En PEFTssant is a project that fine-tunes a large language model (Mistral 7B) to play chess using parameter-efficient fine-tuning (PEFT) techniques, specifically LoRA.

The project uses the Kingbase chess dataset, converting it into a JSON file of individual chess moves. The data is processed and split into training and testing sets, then used to fine-tune Mistral 7B via the HuggingFace Alignment Handbook as a template. A custom Jinja chat template was applied to each data point, and several LoRA parameters (alpha, r, epochs, packing) were tuned.

For evaluation, a loop simulates 100 games from the test set in parallel. The model suggests the next move given a prefix of moves, with a retry mechanism (up to 8 retries) for invalid moves. Evaluation was capped at 100 moves per game due to quadratic execution time. Results were compared against StockFish to measure performance degradation per move.

Read the paper

GitHub

Technical Details

  • Model: Mistral 7B fine-tuned with LoRA (PEFT)
  • Dataset: Kingbase chess dataset
  • Framework: HuggingFace Alignment Handbook
  • Dependencies: torch==2.2.2, flash-attn==2.5.2

Usage

Step 1: Follow setup instructions from the HuggingFace Alignment Handbook.
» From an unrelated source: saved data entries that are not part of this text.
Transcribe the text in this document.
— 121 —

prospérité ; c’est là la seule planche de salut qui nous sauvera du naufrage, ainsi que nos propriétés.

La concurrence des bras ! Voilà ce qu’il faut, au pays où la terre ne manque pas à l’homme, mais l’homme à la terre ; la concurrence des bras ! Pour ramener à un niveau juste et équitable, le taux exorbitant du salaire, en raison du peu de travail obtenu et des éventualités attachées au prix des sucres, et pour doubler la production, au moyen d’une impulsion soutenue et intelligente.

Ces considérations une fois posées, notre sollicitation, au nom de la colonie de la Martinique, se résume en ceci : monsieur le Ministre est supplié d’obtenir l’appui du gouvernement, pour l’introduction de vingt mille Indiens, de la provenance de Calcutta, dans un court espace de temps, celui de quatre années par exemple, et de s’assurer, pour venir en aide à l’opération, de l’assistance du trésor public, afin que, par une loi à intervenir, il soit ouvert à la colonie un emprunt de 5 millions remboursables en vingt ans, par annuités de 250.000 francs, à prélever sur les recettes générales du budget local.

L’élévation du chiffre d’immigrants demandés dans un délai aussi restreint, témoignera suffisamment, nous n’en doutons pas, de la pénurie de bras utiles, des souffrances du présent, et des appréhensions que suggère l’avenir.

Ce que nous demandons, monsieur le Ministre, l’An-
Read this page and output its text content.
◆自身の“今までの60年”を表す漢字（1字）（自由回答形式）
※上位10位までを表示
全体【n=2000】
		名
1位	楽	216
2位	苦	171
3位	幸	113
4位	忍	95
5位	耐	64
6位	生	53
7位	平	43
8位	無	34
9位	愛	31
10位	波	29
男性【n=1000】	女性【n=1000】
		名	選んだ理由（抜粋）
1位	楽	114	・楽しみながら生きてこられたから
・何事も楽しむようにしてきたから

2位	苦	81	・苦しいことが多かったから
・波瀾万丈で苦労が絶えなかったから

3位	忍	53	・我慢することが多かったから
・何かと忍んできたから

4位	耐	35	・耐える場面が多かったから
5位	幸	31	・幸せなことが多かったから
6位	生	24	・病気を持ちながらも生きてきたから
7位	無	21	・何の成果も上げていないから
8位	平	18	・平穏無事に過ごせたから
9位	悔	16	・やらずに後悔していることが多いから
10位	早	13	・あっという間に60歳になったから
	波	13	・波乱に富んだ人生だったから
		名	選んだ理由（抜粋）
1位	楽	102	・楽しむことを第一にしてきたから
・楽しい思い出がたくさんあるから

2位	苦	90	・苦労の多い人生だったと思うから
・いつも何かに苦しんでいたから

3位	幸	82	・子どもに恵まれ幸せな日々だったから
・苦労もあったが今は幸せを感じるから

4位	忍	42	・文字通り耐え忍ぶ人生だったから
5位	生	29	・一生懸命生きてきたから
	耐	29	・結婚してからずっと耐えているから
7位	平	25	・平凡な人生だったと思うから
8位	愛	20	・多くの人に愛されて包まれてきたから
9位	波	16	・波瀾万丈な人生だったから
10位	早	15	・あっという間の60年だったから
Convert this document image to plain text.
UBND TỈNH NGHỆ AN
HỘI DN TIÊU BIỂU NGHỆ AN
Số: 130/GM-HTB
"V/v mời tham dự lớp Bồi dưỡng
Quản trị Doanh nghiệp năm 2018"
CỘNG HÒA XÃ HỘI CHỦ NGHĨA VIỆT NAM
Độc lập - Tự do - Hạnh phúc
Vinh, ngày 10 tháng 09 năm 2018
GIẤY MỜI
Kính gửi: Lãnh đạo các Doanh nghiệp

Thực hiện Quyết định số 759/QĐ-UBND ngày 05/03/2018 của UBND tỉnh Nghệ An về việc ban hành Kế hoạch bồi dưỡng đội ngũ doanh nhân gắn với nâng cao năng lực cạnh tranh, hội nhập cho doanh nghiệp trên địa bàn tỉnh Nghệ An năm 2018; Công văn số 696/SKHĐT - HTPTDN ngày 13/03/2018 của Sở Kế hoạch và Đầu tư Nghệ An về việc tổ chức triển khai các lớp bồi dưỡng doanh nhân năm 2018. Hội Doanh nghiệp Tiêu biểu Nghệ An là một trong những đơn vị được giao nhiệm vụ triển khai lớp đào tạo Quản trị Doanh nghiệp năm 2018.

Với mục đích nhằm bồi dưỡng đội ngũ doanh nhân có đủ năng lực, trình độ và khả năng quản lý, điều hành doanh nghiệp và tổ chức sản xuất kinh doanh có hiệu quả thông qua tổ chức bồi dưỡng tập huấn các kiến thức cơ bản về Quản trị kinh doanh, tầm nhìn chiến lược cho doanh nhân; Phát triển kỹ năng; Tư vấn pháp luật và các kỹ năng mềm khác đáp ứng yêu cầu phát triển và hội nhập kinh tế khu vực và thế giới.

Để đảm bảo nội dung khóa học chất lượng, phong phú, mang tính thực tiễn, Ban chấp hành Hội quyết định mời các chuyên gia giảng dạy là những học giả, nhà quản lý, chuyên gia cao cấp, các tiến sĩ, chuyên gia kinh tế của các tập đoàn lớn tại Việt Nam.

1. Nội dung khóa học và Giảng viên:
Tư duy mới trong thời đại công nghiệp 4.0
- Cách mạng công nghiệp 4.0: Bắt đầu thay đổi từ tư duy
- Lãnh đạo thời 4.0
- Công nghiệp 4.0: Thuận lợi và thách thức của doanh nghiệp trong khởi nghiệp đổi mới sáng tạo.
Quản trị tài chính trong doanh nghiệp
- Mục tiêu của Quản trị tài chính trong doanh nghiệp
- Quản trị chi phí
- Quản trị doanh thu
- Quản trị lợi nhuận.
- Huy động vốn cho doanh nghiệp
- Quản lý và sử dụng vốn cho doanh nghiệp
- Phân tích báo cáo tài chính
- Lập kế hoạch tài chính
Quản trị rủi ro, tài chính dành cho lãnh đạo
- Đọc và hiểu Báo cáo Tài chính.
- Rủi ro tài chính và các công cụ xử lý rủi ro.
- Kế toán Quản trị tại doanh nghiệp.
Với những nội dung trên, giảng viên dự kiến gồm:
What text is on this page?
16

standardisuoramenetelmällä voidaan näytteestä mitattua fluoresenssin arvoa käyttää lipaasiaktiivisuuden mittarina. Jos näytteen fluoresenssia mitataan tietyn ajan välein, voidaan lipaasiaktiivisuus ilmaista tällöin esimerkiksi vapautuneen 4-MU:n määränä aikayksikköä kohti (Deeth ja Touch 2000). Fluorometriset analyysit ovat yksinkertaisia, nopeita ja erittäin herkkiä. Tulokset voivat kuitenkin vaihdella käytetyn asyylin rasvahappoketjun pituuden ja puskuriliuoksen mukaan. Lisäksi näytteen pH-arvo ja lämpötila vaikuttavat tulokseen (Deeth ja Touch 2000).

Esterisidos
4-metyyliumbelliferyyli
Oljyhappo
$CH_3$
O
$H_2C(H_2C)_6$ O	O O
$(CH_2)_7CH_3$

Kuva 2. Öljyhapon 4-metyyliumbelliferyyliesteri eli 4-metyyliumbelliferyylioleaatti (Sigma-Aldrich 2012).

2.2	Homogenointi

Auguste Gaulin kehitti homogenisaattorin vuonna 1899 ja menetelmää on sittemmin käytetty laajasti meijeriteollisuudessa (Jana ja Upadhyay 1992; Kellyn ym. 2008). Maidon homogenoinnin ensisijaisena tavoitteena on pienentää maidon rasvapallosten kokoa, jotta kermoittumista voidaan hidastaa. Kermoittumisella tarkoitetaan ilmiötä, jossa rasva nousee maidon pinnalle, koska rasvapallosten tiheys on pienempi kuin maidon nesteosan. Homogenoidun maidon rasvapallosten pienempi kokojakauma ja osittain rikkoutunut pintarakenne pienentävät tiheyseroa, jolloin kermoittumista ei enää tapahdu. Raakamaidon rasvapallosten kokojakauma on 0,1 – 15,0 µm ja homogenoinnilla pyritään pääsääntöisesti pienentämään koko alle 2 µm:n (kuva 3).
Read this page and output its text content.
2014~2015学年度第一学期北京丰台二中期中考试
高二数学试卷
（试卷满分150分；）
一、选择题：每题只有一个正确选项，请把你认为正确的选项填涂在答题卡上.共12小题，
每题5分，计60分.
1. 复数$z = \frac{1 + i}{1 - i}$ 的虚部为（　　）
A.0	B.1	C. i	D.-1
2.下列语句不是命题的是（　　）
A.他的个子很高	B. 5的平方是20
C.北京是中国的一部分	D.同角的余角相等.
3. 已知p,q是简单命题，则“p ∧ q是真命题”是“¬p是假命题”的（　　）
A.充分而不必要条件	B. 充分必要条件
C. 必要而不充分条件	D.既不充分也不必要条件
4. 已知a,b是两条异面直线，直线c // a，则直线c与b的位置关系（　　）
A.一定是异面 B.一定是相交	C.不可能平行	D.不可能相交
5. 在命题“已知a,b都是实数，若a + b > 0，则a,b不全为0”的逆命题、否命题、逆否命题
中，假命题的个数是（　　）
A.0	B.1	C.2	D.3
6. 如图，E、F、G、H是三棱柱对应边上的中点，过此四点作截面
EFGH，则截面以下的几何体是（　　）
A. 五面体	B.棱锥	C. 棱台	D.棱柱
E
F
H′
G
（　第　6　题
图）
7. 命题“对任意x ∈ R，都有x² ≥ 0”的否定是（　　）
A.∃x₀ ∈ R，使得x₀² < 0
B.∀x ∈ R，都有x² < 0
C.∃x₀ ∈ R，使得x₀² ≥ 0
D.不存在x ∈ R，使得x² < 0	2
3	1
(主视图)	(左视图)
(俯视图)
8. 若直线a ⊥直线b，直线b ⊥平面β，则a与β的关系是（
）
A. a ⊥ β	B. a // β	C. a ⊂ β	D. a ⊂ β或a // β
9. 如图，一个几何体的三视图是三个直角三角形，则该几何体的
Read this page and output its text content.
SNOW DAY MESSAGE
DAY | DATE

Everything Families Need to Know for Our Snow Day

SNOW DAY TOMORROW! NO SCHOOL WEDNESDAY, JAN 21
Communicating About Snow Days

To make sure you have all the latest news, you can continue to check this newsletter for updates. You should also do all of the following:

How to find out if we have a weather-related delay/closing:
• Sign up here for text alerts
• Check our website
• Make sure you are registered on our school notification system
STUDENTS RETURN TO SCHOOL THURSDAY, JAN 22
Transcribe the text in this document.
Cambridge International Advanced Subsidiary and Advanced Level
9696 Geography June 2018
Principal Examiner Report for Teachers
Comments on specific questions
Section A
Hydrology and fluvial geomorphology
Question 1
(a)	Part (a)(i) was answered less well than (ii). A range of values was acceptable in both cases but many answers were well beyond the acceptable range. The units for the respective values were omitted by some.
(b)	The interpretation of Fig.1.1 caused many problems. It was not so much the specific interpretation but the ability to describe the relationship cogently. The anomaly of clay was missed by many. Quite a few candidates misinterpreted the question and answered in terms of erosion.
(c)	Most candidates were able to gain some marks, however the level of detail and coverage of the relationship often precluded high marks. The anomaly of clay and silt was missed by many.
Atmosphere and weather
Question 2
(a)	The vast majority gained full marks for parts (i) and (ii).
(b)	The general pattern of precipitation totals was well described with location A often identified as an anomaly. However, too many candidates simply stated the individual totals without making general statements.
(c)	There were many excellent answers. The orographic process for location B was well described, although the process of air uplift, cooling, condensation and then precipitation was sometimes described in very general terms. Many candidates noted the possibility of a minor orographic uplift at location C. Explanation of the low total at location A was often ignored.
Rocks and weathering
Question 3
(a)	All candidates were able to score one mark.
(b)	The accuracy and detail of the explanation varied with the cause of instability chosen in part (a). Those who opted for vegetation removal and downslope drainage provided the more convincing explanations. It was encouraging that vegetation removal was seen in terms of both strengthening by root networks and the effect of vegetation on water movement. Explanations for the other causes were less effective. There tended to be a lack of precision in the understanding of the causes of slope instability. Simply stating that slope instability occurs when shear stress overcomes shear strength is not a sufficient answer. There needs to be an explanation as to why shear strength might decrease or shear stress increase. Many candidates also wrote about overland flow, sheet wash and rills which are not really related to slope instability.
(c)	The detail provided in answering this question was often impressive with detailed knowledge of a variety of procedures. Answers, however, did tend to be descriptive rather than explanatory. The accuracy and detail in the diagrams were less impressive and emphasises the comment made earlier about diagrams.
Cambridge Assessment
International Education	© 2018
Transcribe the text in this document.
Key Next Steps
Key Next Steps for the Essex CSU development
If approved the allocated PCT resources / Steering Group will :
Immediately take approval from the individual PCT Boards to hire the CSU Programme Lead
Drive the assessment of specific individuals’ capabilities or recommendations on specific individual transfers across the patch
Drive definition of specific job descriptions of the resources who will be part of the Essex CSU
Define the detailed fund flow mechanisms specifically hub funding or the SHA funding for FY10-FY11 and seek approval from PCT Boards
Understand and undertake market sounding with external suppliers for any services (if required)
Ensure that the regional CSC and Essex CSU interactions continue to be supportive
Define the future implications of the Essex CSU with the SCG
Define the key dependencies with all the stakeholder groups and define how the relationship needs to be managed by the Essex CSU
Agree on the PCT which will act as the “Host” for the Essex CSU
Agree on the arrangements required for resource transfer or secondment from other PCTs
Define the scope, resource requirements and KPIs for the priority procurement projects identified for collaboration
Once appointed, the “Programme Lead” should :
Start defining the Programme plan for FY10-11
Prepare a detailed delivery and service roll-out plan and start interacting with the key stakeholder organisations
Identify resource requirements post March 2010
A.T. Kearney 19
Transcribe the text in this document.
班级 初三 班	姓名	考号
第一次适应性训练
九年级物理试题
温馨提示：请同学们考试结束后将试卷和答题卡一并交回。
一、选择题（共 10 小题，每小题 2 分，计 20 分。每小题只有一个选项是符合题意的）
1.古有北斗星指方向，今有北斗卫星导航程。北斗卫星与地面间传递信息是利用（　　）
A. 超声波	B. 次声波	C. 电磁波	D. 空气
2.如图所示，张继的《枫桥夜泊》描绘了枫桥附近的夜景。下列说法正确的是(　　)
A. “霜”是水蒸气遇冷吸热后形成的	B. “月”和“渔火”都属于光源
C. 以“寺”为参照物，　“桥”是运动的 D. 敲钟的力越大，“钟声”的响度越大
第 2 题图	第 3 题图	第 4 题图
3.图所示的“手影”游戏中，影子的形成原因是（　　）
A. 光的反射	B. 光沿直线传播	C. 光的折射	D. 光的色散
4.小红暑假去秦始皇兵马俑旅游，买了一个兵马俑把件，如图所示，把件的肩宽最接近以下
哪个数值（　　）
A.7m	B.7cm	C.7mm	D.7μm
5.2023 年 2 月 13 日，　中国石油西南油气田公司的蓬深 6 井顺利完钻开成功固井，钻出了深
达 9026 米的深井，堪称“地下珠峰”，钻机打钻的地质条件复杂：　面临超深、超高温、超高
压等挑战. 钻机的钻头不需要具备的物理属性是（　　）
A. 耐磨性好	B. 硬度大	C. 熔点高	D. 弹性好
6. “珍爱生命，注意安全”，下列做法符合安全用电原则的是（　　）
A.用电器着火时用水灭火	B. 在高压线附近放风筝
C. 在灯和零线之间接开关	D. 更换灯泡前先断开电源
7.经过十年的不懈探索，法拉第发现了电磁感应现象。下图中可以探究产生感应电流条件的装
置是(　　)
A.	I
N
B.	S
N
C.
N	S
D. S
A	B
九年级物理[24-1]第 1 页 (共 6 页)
Step 2: Run dataparser/chess/extract.py and dataparser/chess/split_data.py to create chessdata.json and the test/train prompts.

Step 3: Edit and run scripts/launch.sh depending on your GPU setup and desired SFT recipe.

Step 4: Run scripts/generate_new.py or scripts/generate_retry.py to generate valid moves.

Step 5: To play a game against the bot, run scripts/play_chess.py. Mode 0/1 has the bot play white/black; Mode 2 lets you alternate with the bot each move.